Taşkömürü Zonguldak`ta Ereğli`nin Kestaneci Köyünden, Uzun Mehmet adlı askerden dönen bir genç tarafından bulduğu sanılıyor.
Hakkında herhangi bir resmi belge olmamasına rağmen ve adının Mehmet olduğu, aynı zamanda uzun biri olduğu, bir de üstüne üstelik 8 Kasım gibi net bir tarih verilmesi bu hikayenin gerçekliğini sorgulamamıza neden oluyor.
Kömürün ilk olarak milattan önceki yıllarda Çinliler tarafından kullanıldığı bilinmektedir. Çinliler kullanıyorsa Orta Asya`da ki Türklerinde kömürü kullanması çok kuvvetli ihtimal.
Avrupa`da ise Kömür işletmeciği 1100 yıllarında başlıyor. Kömürün sanayide kullanılması ise 1700 yılların sonlarına denk geliyor. Buna buhar makinelerin bulunması ile başlanıyor.
Anadolu`da ise kömürün 1829`dan evvelinde kullanılıp kullanılmadığı bilinmiyor fakat bazı kalıntılarda ancak kömür gibi bir madenin yanacağı ocak kalıntıları bulunmuş.
1936 yılında Zonguldak halk evi bu konuda oldukça caba sarf etmiş. Araştırma komisyonu kurulmuş ve ortaya hepimizin bildiği "Uzun Mehmet Hikayesi" ortaya çıkmış. Daha önce resmi kayıtlarda Kömürün bulunması hakkında ufak çaplı yazılar var. Ve bu yazılar 1936 yılında yazılan yazılarda ki hikayelerden farklı.
Özelikle 1700 yıllarından itibaren bölgede Avrupalı sömürgeciler cirit atar, dağları coğrafyayı incelerler, bitkileri alıp götürüler. Ressamlar gelir her şeyi resmederler.
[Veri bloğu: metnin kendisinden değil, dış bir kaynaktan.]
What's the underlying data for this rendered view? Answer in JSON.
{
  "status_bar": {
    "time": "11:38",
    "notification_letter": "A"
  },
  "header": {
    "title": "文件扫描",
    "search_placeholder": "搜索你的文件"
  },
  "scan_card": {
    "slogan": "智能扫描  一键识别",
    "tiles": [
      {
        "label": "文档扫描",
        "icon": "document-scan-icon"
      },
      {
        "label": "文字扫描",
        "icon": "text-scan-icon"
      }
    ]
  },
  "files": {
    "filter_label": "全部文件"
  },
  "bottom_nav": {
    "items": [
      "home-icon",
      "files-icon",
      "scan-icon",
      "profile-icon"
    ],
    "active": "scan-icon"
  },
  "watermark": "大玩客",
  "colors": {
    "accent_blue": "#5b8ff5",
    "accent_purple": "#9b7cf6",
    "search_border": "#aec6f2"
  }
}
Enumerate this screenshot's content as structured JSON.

Özelikle Rusya ile olan düşmanlık bölgede yaşanacak bir savaş için Osmanlı topraklarında bulunacak kömürün İngilizler için çok önem arz ettiğini düşünürsek ve kömürün bulunması ile 1853`de Ruslarla Kırım Savaşı başlaması ardından İngilizlerin Zonguldak`ta ki maden ocaklarını açma ve işletmesini göz önünde bulunursak, kömürün bu bölgede yabancılar tarafından bulunduğu düşüncesi bende daha çok ağır basıyor.
1936 ise Zonguldak`ta millileştirmez anlayışı ile Fransız işletmelerinin sonu ve ocakların devletleştirmesinin başlangıç yılı olduğundan kömürün millileştirme düşüncesi ile bu hikayenin ortaya atıldığını düşünüyorum.
Bunu biz çok yapıyoruz.
Hikaye uydurmada ve bunu abartmada üstümüze yok. Mesela ben canlı şahidim. Çatalağzı`nda Işık veren yolu üzerinde bulunan bir türbe isimsizdi. Kim olduğu belli değildi. 1995 yılında Çatalağzı Belediye Başkanlık odasında şöyle bir konuşmaya şahidim.
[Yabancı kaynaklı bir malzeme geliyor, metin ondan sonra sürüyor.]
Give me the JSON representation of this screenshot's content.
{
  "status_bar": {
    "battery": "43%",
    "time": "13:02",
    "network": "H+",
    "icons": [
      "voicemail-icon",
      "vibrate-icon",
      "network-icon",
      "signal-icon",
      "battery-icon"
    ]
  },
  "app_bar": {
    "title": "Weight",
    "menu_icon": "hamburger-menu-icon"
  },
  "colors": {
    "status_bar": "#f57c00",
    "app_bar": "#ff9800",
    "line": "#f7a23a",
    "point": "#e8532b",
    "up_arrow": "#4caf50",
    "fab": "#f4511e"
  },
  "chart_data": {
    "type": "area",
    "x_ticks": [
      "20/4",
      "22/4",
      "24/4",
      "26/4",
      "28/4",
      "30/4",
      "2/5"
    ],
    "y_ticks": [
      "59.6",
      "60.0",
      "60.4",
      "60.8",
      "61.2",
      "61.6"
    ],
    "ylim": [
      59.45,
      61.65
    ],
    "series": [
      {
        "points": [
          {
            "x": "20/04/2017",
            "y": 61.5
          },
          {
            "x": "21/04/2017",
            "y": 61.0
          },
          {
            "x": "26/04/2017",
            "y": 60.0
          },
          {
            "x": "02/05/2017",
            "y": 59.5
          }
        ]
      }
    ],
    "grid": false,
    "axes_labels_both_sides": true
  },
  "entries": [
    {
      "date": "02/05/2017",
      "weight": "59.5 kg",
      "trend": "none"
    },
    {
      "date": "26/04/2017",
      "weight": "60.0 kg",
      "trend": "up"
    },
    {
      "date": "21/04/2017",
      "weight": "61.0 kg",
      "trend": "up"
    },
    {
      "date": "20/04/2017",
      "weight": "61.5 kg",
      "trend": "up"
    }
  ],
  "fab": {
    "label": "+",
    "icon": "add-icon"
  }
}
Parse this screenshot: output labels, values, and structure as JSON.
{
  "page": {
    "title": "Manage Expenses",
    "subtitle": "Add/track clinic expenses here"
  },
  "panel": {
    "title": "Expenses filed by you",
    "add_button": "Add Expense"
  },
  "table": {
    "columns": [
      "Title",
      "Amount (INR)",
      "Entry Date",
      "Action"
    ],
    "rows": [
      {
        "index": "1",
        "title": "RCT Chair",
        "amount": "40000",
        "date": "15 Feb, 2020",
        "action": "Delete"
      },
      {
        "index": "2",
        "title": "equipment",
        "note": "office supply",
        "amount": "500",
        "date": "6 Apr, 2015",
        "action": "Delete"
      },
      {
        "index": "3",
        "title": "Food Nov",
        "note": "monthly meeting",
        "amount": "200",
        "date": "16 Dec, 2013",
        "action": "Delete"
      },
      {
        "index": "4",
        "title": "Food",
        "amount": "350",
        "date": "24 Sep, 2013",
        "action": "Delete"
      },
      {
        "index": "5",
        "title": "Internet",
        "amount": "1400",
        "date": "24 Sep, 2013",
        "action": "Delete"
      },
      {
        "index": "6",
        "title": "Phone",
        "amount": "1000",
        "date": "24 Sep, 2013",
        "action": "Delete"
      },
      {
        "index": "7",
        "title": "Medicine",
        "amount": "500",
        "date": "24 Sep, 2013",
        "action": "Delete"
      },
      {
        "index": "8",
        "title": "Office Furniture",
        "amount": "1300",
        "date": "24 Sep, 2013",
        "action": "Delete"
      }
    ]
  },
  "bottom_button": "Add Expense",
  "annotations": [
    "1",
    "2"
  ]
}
O zaman ki Belediye Başkanı Fen işleri Müdürüne Orada yatan insanın ismi "Piri Hamza" olsun, böyle mezar taşı yapın "dediğini kulaklarım ile duydum. Ve o gün bugün o türbenin adı Piri Hamza`dır. Üstelik Kilimli tepesinde bir de tabelası mevcut. Şimdi ben bunu yazmasam gelecek kuşakların bunu bilmesi mümkün değil.
Kömürün bulunuşu doğru veya uydurma, Uzun Mehmet artık bu şehrin bir simgesi haline geldi.
Ya bu hikayenin doğrusunu ortaya çıkaracağız ya da bu hikayeye inanmaya devam edeceğiz.